Previdência Complementar

O Regime de Previdência Complementar (RPC) busca oferecer uma proteção a mais ao trabalhador durante a aposentadoria, trazendo uma segurança previdenciária adicional àquela oferecida pela previdência pública. 

Trata-se de um regime de adesão facultativa e desvinculada da previdência pública, motivo pelo qual é regulado por leis específicas (Leis Complementares nºs 108 e 109 de 2001 e outras normas).

No RPC, o benefício é pago de acordo com as reservas acumuladas individualmente ao longo dos anos de contribuição, nos moldes do chamado Regime de Capitalização.

É composto por dois segmentos: o aberto, operado pelas Entidades Abertas de Previdência Complementar - EAPC e Seguradoras, e o fechado, operado pelas Entidades Fechadas de Previdência Complementar - EFPC. 

Entre as alterações no regime de previdência privada promovidas pela LC 109/2001, destaca-se o intuito de lucro das entidades abertas, as quais devem ser constituídas exclusivamente na forma de sociedades anônimas.

Já as entidades fechadas administram fundos de pensões e são necessariamente organizadas sob a forma de fundação (privada) ou sociedade civil, sem fins lucrativos (LC 109/2001, art. 37, §1º e LC 108/2001, art. 9º, parágrafo único). Isso porque os fundos de pensões não podem visar o lucro, por previsão legal expressa. Desse modo, a principal atividade das EFPC é gerenciar/administrar a previdência provada dos funcionários de determinada empresa ou profissionais associados a alguma entidade de classe.

Nesse contexto, surge a controvérsia: as entidades fechadas de previdência privada podem atuar como instituição financeira? Se sim, podem cobrar juros capitalizados, em qualquer periodicidade?

Julgamento

Como as entidades fechadas não têm natureza comercial, a elas não se aplica o CDC (Súmula 563/STJ), diferentemente das entidades abertas, que se aproximam mais das instituições financeiras em seus fins.

O patrimônio da entidade fechada e os respectivos rendimentos revertem-se integralmente na concessão e manutenção do pagamento de beneficiários, prevalecendo o associativismo e o mutualismo, o que afasta o intuito lucrativo. Em outras palavras, essas entidades têm por finalidade a atividade protetivo-previdenciária, e não de fomento ao crédito.

Por esses motivos, o fundo de pensão não se enquadra no conceito de fornecedor, pois apenas administra os planos.

Diante dessas características, não se pode conceber que eventuais empréstimos de dinheiro feitos pela entidade (mera gestora/administradora) com os beneficiários do plano possa ser realizado da mesma forma que os empréstimos celebrados com instituições financeiras. Isso porque os valores do fundo comum, na verdade, pertencem aos participantes e beneficiários do plano, existindo explícito mecanismo de solidariedade, de modo que todo excedente do fundo de pensão é aproveitado em favor de seus próprios integrantes.

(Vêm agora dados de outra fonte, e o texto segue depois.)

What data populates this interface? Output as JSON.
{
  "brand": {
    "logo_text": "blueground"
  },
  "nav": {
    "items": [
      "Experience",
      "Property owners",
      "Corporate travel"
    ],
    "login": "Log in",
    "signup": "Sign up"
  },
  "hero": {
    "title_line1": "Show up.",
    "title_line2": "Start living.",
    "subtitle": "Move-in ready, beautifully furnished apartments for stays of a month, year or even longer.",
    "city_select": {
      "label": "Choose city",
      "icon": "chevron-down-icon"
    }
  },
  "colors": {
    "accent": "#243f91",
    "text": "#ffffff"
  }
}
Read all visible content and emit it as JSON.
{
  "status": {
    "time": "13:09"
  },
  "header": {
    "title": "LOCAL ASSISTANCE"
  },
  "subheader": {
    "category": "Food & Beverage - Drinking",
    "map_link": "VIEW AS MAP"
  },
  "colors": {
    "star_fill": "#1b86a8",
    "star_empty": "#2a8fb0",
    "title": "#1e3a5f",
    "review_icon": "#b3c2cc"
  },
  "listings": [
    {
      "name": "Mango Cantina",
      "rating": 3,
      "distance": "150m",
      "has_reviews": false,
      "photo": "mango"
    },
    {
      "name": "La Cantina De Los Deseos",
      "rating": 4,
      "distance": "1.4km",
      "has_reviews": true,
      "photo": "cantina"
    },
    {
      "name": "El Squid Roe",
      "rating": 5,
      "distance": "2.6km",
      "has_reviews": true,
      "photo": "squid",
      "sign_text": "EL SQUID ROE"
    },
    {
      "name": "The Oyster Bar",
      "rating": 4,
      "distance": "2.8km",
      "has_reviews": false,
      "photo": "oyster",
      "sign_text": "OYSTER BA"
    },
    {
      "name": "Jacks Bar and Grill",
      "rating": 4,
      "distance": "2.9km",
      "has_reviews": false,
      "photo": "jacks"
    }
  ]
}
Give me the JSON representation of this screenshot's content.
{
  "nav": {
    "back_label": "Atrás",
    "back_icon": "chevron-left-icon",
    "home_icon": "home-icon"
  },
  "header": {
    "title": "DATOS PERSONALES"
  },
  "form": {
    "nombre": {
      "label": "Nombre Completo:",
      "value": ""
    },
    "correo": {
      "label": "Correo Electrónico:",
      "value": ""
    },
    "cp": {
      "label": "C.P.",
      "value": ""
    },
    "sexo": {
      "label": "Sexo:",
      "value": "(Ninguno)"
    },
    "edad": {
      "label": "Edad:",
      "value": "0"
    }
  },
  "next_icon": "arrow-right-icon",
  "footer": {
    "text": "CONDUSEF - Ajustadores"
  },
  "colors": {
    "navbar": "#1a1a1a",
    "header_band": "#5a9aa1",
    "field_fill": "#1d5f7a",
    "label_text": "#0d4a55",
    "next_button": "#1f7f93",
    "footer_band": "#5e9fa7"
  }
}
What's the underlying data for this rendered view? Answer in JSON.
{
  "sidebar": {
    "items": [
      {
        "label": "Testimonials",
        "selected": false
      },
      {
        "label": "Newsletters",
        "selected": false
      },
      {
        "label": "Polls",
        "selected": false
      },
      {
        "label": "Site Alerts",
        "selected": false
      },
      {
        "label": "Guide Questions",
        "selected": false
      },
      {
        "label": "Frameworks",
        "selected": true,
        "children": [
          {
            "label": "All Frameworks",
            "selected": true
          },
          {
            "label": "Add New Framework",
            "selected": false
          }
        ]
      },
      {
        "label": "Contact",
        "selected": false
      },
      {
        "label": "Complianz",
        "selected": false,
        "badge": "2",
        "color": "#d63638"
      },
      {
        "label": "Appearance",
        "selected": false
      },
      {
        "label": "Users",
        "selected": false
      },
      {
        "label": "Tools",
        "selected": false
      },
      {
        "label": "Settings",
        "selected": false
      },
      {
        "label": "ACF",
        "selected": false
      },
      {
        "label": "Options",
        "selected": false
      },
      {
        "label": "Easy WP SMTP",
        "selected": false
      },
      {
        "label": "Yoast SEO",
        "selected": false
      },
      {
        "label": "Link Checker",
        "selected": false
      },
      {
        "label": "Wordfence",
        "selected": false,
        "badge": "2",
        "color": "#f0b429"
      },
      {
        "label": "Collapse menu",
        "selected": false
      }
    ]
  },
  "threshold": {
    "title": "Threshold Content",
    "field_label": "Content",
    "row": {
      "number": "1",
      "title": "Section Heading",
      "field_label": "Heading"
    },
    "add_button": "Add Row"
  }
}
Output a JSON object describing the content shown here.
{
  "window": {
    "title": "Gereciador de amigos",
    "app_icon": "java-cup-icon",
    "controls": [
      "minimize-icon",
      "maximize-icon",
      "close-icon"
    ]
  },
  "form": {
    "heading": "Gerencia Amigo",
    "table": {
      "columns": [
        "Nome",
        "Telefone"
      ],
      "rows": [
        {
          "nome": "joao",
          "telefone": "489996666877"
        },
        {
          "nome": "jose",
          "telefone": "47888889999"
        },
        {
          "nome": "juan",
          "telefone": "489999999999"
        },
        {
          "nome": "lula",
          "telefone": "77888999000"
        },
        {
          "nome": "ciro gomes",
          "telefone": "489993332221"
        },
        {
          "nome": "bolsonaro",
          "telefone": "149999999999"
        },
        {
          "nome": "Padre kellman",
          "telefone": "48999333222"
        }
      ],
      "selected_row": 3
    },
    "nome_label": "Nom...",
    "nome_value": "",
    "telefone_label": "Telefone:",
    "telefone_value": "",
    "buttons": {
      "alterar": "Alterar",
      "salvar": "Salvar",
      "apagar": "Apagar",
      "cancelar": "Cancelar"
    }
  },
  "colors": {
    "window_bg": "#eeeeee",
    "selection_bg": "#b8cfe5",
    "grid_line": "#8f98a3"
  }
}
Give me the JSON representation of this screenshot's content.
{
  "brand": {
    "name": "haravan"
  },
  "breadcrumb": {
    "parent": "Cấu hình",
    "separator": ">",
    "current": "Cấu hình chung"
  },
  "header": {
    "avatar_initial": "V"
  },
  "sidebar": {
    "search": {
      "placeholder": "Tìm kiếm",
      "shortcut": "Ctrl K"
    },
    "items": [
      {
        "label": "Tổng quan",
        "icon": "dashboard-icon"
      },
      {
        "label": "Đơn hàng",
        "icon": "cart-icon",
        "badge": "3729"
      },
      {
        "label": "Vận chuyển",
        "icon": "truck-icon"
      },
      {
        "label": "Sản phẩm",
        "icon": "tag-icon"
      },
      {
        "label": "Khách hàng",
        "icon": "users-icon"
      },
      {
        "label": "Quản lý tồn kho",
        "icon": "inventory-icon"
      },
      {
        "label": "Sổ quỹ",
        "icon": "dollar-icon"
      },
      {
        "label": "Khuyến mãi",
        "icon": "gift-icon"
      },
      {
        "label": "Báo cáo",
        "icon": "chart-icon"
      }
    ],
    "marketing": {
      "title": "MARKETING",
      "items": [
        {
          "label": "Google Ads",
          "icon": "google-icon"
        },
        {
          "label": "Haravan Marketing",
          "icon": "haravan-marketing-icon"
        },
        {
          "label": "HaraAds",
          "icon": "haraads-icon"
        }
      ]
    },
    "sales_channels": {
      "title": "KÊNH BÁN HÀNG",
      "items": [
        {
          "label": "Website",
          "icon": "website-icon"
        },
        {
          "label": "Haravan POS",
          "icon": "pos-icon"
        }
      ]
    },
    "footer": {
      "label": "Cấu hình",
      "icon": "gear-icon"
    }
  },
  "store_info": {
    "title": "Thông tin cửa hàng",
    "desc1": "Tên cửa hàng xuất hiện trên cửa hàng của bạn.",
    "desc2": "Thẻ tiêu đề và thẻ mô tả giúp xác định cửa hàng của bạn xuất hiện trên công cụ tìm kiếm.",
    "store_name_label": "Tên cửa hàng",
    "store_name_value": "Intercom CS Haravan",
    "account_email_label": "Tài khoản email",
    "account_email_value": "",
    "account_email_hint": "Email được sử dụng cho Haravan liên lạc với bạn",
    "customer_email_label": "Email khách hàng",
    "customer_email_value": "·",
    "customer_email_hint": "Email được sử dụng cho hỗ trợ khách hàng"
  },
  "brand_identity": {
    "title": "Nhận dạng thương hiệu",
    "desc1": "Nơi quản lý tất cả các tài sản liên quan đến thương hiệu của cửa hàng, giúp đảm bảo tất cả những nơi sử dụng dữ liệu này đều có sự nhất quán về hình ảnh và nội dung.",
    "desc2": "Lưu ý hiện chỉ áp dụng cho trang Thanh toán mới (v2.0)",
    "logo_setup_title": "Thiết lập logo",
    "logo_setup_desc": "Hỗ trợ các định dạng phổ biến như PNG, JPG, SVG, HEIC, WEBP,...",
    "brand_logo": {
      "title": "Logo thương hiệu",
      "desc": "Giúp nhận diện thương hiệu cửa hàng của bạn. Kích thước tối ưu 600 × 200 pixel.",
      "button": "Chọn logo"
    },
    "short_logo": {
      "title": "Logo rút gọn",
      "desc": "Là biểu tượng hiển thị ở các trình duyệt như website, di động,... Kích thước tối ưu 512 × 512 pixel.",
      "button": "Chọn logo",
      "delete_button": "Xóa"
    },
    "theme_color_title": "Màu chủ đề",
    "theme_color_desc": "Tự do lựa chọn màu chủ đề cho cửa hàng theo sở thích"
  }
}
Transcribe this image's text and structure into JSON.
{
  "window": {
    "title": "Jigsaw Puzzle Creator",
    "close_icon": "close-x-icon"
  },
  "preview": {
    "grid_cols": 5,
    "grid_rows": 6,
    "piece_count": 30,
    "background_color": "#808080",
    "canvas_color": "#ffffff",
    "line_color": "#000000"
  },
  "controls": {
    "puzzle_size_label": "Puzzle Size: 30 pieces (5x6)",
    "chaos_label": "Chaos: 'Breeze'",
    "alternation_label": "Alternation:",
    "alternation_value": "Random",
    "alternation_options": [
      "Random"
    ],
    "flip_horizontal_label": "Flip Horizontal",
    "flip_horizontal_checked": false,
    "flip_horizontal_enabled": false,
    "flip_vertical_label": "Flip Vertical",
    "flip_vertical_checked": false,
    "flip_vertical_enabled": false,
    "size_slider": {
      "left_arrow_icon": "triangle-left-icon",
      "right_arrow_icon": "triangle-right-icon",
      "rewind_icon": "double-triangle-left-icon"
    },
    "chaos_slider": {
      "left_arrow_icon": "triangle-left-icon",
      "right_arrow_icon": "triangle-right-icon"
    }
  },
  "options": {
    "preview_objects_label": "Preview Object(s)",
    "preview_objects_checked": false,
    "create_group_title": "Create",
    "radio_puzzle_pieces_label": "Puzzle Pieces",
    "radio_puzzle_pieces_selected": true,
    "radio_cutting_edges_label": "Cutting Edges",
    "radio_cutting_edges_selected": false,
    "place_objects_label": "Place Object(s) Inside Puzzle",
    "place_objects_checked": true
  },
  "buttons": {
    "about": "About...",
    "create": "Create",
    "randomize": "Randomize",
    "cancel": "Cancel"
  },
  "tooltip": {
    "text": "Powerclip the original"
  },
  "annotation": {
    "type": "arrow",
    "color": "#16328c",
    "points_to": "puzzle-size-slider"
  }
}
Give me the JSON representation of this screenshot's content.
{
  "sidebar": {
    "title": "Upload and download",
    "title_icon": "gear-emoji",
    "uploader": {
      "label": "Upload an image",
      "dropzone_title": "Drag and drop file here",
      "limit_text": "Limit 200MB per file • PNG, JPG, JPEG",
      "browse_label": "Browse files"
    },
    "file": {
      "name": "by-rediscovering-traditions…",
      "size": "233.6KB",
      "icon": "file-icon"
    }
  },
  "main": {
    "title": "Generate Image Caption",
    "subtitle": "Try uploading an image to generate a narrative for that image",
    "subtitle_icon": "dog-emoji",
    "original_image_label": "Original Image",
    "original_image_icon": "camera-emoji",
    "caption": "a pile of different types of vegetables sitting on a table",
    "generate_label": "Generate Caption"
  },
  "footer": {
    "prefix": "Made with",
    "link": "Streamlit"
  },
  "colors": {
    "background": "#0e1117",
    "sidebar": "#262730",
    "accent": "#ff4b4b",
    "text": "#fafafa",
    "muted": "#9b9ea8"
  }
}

Embora tenha havido um movimento para integrar as entidades de previdência privada ao sistema financeiro nacional, atualmente, além de estarem mantidas na Ordem Social Constitucional, apenas as entidades abertas são equiparadas às instituições financeiras, e, por isso, estão autorizadas a realizar as mais diversas operações.

Por outro lado, como as entidades fechadas não são equiparadas a instituições financeiras e não são consideradas fornecedoras, estão sujeitas à Lei de Usura nas operações creditícias que realiza. De acordo com essa norma:

Art. 1º. É vedado, e será punido nos termos desta lei, estipular em quaisquer contratos taxas de juros superiores ao dobro da taxa legal.

Art. 4º. E proibido contar juros dos juros: esta proibição não compreende a acumulação de juros vencidos aos saldos líquidos em conta corrente de ano a ano.

O Código Civil, por sua vez, estabelece que os juros remuneratórios - aquele que incide sobre o valor de um empréstimo - quando não convencionados entre as partes, deverão ser fixados nos termos da taxa que estiver em vigor para o pagamento de impostos da Fazenda Nacional. Contudo, a capitalização anual é permitida.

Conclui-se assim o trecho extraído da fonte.